Todos os anos, milhares de animais são abandonados: Em 2021, os Centros de Recolha Oficiais (CRO) receberam 43.603 animais errantes e, no ano passado, foram apanhados na rua ou entregues nos centros 41.994 animais, segundo dados do Instituto de Conservação da Natureza e das Florestas (ICNF).
A ligeira diminuição de 2022 esconde um aumento de mais de dez mil animais quando se comparada com a realidade vivenciada nos CRO em 2020 e existem casos regionais que contrariam a tendência nacional, como Lisboa ou Torres Vedras.
A Lusa analisou a evolução de 10 cidades aleatórias e em duas houve um aumento de animais recolhidos entre 2021 e 2022: Em Torres Vedras subiu de 672 para 877 no ano passado e em Lisboa passou de 945 para 1.166 animais, segundo dados do ICNF.
Nas restantes houve sempre uma diminuição, com Sintra a ter apenas menos um animal recolhido em 2020 (num universo de 886) ou Santo Tirso que passou de 1.505 animais recolhidos para 947.
As estatísticas apontam uma redução nacional de 3,9% entre 2021 e 2022, escondendo realidades locais como a de Lisboa, onde os animais recolhidos têm vindo a aumentar.
Em declarações à Lusa, a responsável pela Casa dos Animais de Lisboa (CAL), Sofia Baptista, admitiu que a tendência de aumento poderá continuar: “Desde o ano passado, e sobretudo este ano, temos sentido um aumento do número de pedidos para recebermos os animais”, disse a médica veterinária e chefe de divisão da CAL.
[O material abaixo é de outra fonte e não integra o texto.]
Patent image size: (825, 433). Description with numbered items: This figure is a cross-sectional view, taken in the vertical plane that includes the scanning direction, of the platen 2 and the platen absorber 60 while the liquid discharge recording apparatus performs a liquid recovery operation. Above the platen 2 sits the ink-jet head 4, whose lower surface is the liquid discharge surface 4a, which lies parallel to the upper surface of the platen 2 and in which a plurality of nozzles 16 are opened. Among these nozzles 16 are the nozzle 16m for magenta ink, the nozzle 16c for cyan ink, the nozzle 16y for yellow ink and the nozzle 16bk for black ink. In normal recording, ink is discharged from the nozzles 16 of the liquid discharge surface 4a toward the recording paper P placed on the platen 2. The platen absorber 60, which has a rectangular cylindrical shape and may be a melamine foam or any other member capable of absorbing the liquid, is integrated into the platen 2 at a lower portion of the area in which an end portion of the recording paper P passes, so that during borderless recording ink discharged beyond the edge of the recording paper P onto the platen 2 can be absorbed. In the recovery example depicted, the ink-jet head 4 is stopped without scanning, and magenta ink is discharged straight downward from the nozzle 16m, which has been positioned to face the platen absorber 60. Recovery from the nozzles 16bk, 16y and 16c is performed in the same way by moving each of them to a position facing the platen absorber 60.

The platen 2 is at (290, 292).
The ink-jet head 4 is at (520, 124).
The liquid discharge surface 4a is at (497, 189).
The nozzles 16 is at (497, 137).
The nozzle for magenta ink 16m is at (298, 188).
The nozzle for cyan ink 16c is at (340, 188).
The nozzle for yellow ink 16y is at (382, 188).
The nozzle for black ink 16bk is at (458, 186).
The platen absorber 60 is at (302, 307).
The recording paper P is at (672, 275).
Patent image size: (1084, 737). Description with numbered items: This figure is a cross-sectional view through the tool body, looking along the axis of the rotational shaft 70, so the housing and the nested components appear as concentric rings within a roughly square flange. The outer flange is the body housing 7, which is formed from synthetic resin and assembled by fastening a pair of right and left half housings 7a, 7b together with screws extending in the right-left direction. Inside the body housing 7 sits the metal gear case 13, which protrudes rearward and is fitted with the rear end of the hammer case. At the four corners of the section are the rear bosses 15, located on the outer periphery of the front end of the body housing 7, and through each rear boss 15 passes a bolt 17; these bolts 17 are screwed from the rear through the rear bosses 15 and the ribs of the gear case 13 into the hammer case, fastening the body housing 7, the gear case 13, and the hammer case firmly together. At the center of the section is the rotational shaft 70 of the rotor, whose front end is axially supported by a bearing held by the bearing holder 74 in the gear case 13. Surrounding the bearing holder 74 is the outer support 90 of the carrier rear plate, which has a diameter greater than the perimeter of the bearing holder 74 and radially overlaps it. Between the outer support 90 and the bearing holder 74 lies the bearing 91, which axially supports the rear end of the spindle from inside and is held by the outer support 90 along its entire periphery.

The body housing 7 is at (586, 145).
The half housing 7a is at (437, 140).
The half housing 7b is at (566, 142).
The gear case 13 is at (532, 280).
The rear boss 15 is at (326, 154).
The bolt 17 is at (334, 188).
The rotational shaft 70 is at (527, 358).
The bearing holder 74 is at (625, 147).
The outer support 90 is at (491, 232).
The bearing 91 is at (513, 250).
A responsável explicou que entre os pedidos de ajuda há casos de famílias que foram despejadas e outras com dificuldades económicas: “Nós sentimos muitas vezes que os detentores até querem ficar com os animais” até porque “cada vez mais as famílias são pessoas e animais”.
A CAL promove a captura e tratamento dos animais, executa ações para reduzir o abandono e fomenta a adoção responsável. Nestas missões, conta com a ajuda de organizações como a Animalife, que desde 2011 luta contra o abandono.
O presidente da Animalife, Rodrigo Livreiro, admitiu estar preocupado com a atual conjuntura económica, que está a agravar a vida das famílias mais carenciadas e poderá levar a um aumento de casos de abandono.
Só no primeiro semestre do ano, a Animalife recebeu "mais de quatro mil pedidos de ajuda", revelou Rodrigo Livreiro, explicando que muitos são sobre a obrigatoriedade da identificação eletrónica dos gatos, mas também há quem procure ajuda para comprar comida para os animais ou para outros procedimentos veterinários.
“Parte destas famílias luta diariamente em condições extremamente difíceis”, explicou Rodrigo Livreiro, sublinhando que a associação tenta minimizar o impacto financeiro de ter um animal de estimação oferecendo consultas veterinárias e alimentação a pessoas em situação de especial vulnerabilidade, como idosos, sem-abrigo, ou vítimas de violência.
Na associação, o animal é visto como fazendo parte da família e por isso a atenção tanto é dada ao animal como ao dono, a quem também é oferecido acompanhamento especializado, já que a Animalife criou um Departamento de Desenvolvimento Social-Animal.
Este departamento é composto por uma equipa multidisciplinar de profissionais de Serviço Social e Medico-Veterinario, para encontrar soluções que visem um acompanhamento quer ao nível social como animal, nomeadamente, para vacinar e identificar eletronicamente os animais, como ajudar nas dificuldades habitacionais ou encaminhar para gabinetes de empregabilidade ou marcações relacionadas com a saúde física e mental das famílias.
A Animalife apoia atualmente 700 famílias com cerca de 1.500 animais, tendo realizado só este ano 1.094 atendimentos sociais e 756 atendimentos profiláticos, acrescentou o presidente.
Na cidade de Lisboa, já celebraram protocolos com a maioria das juntas de freguesia e, esta semana, foi a vez da Junta de Freguesia do Lumiar aderir ao projeto.
À Lusa, o presidente da Junta do Lumiar, Ricardo Mexia, contou que já tinham recebido pedidos de munícipes para ter um serviço deste tipo: “Sabemos que, infelizmente, muitas pessoas não conseguem proporcionar a melhor saúde aos seus animais de estimação porque não têm condições económicas para o fazer”.
O autarca reconheceu que os animais de estimação “são, muitas vezes, um suporte importante para as pessoas”.